Jakub Vinarčík

Personal information
- Date of birth: 11 July 2005 (age 21)
- Place of birth: Košice, Slovakia
- Height: 2.02 m (6 ft 8 in)
- Position: Goalkeeper

Youth career
- 0000–2021: Košice
- 2021–2025: Juventus

Senior career*
- Years: Team / Apps / (Gls)
- 2022–2025: Juventus Next Gen / 0 / (0)
- 2025: → Arouca (loan) / 0 / (0)
- 2025–: Arouca / 1 / (0)

International career^{‡}
- 2022: Slovakia U17 / 3 / (0)
- 2022: Slovakia U18 / 3 / (0)
- 2024: Slovakia U19 / 1 / (0)

= Jakub Vinarčík =

Slovak footballer (born 2005)

Jakub Vinarčík (born 11 July 2005) is a Slovak footballer who plays for Primeira Liga side Arouca as a goalkeeper. He represents Slovakia at youth level.

== Early life ==
Vinarcik was born in the city of Košice in Slovakia, where he first started playing football in the youth categories of FC Lokomotíva Košice. He later moved to rivals, FC Košice. By decision of the youth sports director Miroslav Guz, Vinarcik was promoted to the U19 team at the beginning of the 2020/2021 season, despite being only 15 years old. In the summer of 2021, he transferred to the under-16 category of Juventus FC, signing a contract until 2024. In 2025, he went on a half-year loan to Primeira Liga side F.C. Arouca.

== Club career ==

=== Arouca ===
In 2025, Vinarcik returned to his former club, Arouca. After the club's number one goalkeeper Ignacio De Arruabarrena received a yellow card in stoppage time of his previous match, being suspended for the next league match, Vinarcik made his debut on 12 April 2026, starting in a 1–0 league loss away to S.C. Braga.

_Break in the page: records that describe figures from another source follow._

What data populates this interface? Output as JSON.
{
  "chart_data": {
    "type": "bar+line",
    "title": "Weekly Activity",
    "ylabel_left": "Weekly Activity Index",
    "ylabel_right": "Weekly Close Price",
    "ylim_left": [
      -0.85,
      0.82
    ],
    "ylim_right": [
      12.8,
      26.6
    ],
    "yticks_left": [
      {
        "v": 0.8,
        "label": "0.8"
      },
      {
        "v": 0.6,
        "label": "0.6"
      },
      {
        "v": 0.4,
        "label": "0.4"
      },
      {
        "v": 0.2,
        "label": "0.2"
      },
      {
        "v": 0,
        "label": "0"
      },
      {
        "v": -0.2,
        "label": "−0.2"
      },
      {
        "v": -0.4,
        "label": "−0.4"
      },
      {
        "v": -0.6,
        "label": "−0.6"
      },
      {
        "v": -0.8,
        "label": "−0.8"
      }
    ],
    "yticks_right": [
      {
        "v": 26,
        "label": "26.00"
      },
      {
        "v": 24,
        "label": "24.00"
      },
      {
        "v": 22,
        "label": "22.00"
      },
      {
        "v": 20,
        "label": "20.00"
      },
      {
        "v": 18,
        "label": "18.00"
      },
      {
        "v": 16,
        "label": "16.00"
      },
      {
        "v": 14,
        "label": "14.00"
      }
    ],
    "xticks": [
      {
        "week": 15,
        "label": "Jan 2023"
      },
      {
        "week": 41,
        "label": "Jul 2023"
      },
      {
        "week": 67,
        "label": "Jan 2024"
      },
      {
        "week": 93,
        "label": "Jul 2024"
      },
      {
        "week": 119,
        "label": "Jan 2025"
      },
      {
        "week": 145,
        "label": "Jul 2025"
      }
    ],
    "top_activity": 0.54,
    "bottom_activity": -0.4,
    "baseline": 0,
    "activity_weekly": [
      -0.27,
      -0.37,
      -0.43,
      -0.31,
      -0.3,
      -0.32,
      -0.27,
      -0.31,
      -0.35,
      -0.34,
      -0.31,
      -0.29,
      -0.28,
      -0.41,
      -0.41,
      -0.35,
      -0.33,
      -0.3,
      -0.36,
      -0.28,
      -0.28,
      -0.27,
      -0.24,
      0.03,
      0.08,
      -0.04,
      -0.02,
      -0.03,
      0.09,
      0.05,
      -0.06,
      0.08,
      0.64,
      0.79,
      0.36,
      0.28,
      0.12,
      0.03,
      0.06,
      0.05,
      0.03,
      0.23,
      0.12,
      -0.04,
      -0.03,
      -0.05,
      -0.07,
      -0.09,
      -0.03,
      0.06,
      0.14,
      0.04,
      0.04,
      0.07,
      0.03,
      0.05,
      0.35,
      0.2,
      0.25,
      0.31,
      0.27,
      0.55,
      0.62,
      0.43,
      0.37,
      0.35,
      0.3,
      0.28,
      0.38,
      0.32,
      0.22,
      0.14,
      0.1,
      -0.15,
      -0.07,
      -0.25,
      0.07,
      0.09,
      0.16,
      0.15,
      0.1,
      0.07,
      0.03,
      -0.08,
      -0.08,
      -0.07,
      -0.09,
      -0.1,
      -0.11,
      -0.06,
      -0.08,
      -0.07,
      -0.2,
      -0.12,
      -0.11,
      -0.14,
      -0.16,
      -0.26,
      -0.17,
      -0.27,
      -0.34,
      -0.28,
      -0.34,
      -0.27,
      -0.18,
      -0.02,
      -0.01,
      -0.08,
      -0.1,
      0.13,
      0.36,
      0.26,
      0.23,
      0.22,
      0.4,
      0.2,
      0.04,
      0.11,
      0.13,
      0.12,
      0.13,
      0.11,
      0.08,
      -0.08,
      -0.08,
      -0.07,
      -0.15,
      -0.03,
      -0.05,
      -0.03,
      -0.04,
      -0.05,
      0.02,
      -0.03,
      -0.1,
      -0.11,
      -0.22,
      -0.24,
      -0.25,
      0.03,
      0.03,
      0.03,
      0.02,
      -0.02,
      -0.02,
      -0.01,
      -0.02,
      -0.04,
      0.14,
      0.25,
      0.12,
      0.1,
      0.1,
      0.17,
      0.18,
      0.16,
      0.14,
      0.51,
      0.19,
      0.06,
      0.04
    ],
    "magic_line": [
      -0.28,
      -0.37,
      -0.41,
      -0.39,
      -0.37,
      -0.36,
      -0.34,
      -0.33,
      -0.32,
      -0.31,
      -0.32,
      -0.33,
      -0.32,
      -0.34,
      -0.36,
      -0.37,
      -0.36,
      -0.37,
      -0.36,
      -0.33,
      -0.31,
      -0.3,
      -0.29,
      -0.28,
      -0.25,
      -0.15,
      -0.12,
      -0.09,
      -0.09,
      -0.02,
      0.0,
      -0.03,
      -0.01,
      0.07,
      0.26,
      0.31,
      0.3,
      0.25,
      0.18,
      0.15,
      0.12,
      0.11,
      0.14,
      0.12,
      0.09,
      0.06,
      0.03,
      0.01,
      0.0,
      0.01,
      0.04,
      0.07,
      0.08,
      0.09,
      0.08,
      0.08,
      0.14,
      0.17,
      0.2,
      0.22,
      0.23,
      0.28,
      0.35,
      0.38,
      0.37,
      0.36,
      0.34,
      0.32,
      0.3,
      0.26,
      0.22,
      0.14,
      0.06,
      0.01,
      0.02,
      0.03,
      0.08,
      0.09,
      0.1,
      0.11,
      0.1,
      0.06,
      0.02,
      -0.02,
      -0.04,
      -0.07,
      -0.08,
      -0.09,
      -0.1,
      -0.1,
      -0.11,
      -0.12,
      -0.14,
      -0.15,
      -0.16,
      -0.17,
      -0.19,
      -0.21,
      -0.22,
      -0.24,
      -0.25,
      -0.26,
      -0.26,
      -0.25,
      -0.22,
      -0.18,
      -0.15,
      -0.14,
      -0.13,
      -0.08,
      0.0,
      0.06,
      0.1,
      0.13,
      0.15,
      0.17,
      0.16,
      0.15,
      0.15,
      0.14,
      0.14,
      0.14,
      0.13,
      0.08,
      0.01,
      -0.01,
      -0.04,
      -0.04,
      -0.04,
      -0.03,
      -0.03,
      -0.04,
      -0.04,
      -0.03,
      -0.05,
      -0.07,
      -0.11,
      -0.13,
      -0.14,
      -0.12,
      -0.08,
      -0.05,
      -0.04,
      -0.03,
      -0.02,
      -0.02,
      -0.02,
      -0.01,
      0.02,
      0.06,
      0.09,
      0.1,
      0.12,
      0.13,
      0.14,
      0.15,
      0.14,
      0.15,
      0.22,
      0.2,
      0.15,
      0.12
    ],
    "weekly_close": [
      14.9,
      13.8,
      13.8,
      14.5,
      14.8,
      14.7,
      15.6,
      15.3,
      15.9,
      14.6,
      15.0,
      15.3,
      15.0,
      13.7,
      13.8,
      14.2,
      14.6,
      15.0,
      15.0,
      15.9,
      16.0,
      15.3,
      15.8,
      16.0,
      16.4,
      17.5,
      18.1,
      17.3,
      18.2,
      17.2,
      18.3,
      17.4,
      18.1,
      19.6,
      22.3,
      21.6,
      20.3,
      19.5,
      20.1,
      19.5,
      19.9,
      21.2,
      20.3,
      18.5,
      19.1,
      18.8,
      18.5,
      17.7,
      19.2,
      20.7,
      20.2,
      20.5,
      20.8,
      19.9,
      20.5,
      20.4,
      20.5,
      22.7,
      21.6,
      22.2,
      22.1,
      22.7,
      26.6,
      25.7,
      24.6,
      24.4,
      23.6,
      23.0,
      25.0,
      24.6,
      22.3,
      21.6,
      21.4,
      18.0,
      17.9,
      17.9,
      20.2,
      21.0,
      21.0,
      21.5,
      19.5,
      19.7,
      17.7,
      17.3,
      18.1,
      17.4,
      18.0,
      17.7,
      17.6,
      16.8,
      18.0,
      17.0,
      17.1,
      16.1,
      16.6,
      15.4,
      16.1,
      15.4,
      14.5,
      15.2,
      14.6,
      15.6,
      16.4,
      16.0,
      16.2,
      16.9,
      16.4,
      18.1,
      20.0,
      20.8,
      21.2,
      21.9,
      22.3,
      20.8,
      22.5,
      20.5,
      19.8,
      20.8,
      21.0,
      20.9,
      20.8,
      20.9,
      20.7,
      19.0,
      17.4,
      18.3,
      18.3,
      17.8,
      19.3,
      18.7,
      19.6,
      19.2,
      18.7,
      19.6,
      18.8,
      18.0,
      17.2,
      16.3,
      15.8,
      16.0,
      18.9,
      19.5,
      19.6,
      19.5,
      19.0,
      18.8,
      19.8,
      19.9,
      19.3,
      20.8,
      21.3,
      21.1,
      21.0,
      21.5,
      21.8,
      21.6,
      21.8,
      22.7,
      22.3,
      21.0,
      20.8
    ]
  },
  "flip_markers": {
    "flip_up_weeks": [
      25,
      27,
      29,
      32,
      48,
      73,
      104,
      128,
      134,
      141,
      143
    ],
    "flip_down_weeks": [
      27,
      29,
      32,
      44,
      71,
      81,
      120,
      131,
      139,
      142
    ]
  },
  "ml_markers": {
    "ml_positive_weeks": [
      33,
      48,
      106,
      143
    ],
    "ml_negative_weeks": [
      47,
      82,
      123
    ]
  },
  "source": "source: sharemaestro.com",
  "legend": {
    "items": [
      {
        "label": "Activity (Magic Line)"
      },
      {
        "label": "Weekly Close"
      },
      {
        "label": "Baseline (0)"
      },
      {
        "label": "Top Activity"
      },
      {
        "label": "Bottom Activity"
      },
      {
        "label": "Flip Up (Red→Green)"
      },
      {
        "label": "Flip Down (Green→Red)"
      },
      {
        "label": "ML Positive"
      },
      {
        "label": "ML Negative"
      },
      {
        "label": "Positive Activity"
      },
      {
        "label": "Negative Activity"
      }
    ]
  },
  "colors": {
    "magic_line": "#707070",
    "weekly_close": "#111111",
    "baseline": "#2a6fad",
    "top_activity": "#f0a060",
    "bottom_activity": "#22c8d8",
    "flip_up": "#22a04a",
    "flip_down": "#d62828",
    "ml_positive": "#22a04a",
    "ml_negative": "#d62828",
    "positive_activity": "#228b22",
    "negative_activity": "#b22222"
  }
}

He became the 13th Slovak player to play a match in the Portuguese first league.

== International career ==
Vinarcik received his first international call-up in April 2021, being nominated as a back-up for the Slovakia national under-16 football team ahead of training in Šamorín. In March 2022, he was nominated for the Slovakia national under-17 football team for the second round of qualification to the U17 Euros against the Netherlands. He would feature in a 1–1 draw against the Dutch.